Some notes from Tuesday…

  • Closer Chris Perez, who strained his left oblique on Feb. 23, resumed playing catch on Tuesday. He made 45 throws from a distance of 60 feet. His program will increase in 15-foot increments up to 120 on flat ground before advancing to a mound. There is still no timetable for return, so don’t put too much stock in CP’s March 15 prediction. If the 4-6 week timeframe is accurate, Perez could be back in game action anywhere from March 22 through Opening Day on April 5.
  • This is where I remind fans that the Opening Day roster is fun to talk about and predict and all of that, but it’s only that — the Opening Day roster. Things could change a few days or weeks into the season. You never know. If Perez isn’t ready by Opening Day — meaning, if he has to miss the first week to get back to full strenghth — it’s really not a big deal. Cleveland needs him for a whole season — not just April 5.
  • Other injury notes: lefty Raffy Perez has been dealing with soreness in his throwing shoulder, but he’s back to playing catch at 120 feet. He should be on a mound soon; likewise, righty Austin Adams has resume throwing after a should issue and could be back on the bump soon; Minor League righty Tyler Sturdevant also came down with a shoulder bug and has been shut down for a few days. Indians just wanted to take a conservative approach, especially since Adams and Sturdevant are in camp more for experience than anything else.

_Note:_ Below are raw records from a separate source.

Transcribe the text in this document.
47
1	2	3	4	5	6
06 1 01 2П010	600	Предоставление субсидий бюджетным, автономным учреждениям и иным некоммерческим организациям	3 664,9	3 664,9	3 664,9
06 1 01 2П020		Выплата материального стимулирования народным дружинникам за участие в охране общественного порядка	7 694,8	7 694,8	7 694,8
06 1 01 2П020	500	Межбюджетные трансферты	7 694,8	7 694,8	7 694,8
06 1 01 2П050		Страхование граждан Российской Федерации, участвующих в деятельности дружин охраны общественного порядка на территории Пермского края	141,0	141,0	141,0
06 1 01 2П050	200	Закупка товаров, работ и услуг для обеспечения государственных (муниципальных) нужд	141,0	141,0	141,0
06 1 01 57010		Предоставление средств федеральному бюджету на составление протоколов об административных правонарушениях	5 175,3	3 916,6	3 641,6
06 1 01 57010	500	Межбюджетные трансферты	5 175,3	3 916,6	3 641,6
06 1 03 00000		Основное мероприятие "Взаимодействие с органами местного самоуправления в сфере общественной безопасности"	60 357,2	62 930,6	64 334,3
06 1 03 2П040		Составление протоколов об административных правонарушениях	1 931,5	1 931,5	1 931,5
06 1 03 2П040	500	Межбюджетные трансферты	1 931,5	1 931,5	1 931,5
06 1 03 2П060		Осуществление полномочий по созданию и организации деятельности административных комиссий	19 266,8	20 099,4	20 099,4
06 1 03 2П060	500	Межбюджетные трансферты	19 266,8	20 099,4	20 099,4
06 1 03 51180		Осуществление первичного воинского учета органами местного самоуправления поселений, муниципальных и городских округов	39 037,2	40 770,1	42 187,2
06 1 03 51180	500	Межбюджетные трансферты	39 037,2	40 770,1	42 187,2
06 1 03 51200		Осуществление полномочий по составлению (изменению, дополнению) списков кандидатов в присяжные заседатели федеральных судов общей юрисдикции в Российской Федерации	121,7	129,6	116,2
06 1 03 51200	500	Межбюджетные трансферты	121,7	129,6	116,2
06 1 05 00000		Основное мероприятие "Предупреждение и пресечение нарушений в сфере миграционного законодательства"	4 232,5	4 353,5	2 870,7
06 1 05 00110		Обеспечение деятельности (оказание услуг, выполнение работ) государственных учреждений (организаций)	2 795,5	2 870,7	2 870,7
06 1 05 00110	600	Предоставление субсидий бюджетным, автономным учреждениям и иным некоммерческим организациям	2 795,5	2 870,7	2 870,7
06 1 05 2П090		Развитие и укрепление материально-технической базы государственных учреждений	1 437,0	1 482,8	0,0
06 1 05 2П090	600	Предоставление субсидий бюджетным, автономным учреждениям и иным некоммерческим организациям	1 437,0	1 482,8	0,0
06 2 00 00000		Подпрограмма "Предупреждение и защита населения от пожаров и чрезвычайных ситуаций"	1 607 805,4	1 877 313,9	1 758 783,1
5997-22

  • Center fielder Grady Sizemore, who underwent surgery on his lower back last week, check back in to Cleveland’s camp on Tuesday. Sizemore will continue his back and knee rehab in Arizona. He is expected to be out for at least two to three months.
  • Right-hander Kevin Slowey made his debut for the Tribe on Tuesday, giving up no runs in two innings against the Royals. Slowey scattered two hits, but limited the damage. He threw 37 pitches (23 strikes). He’s competing against Jeanmar Gomez, David Huff and Zach McAllister for the fifth spot.

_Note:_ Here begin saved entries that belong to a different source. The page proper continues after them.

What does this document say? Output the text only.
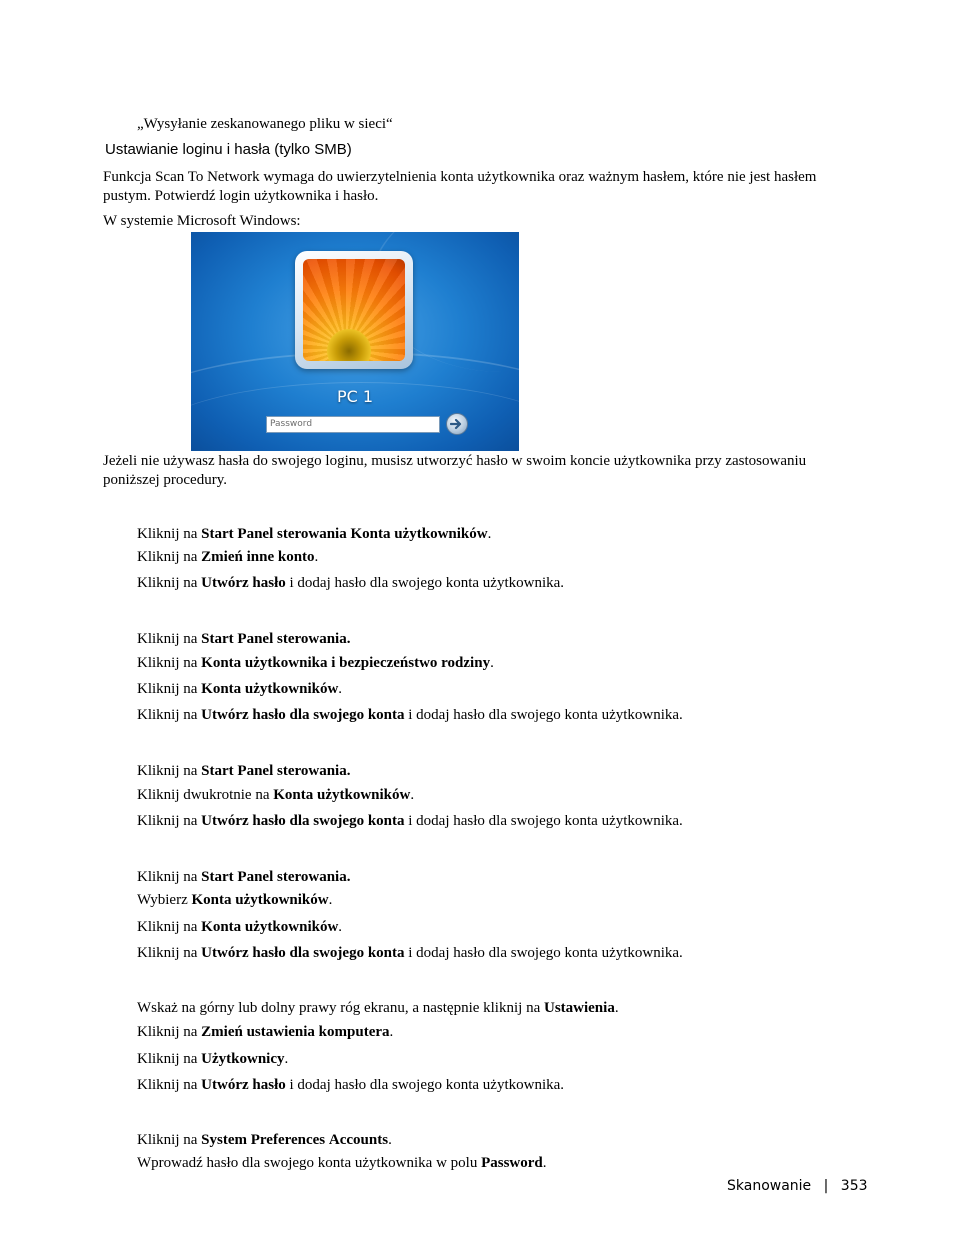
„Wysyłanie zeskanowanego pliku w sieci“
Ustawianie loginu i hasła (tylko SMB)
Funkcja Scan To Network wymaga do uwierzytelnienia konta użytkownika oraz ważnym hasłem, które nie jest hasłem pustym. Potwierdź login użytkownika i hasło.
W systemie Microsoft Windows:
PC 1
Password
Jeżeli nie używasz hasła do swojego loginu, musisz utworzyć hasło w swoim koncie użytkownika przy zastosowaniu poniższej procedury.
Kliknij na Start Panel sterowania Konta użytkowników.
Kliknij na Zmień inne konto.
Kliknij na Utwórz hasło i dodaj hasło dla swojego konta użytkownika.
Kliknij na Start Panel sterowania.
Kliknij na Konta użytkownika i bezpieczeństwo rodziny.
Kliknij na Konta użytkowników.
Kliknij na Utwórz hasło dla swojego konta i dodaj hasło dla swojego konta użytkownika.
Kliknij na Start Panel sterowania.
Kliknij dwukrotnie na Konta użytkowników.
Kliknij na Utwórz hasło dla swojego konta i dodaj hasło dla swojego konta użytkownika.
Kliknij na Start Panel sterowania.
Wybierz Konta użytkowników.
Kliknij na Konta użytkowników.
Kliknij na Utwórz hasło dla swojego konta i dodaj hasło dla swojego konta użytkownika.
Wskaż na górny lub dolny prawy róg ekranu, a następnie kliknij na Ustawienia.
Kliknij na Zmień ustawienia komputera.
Kliknij na Użytkownicy.
Kliknij na Utwórz hasło i dodaj hasło dla swojego konta użytkownika.
Kliknij na System Preferences Accounts.
Wprowadź hasło dla swojego konta użytkownika w polu Password.
Skanowanie | 353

  • Right-hander Chris Ray was roughed up a bit in one inning against the Royals on Tuesday. The reliever — vying for a spot in the bullpen — gave up two runs on two hits, including a home run to K.C.’s Irving Falu.
  •  Vinnie Pestano, who is the Tribe’s setup man by trade and the closer in the event Perez isn’t ready for Opening Day, logged one clean inning on Tuesday. So did bullpen candidates Jeremy Accardo and Nick Hagadone.
  • Acta joked that infielder Cristian Guzman “broke a record” by having two walks in the first four games of the spring. “It takes a month sometimes for him to get two walks,” Acta quipped. “His eyesight is good.” Acta added that he thinks too much is made of the fact that Guzman missed all of last season due to injury, noting that pitchers often do the same when they have Tommy John surgery.
  • As noted in the intro to today’s entry, the Indians aren’t planning on running Duncan out to the outfield every day early on this spring. Duncan served as the DH on Tuesday, while Cunningham (LF), Spilborghs (RF) and Ezequiel Carrera (CF) manned the outfield. Cunninghame went 1-for-3, Spilborghs 0-for-3 and Carrera 1-for-3.
  • Pitchers listed as available for Wednesday’s road game against the D-backs include David Huff, Hector Ambriz, Frank Herrmann and Joe Smith. The game will be on MLB Network at 3:05 p.m. ET and players from both teams will be mic’d up on the broadcast. Acta will be mic’d up as well.


Photo of the Day

I might never spot Bigfoot, but I can claim to have seen Pronk wearing a glove.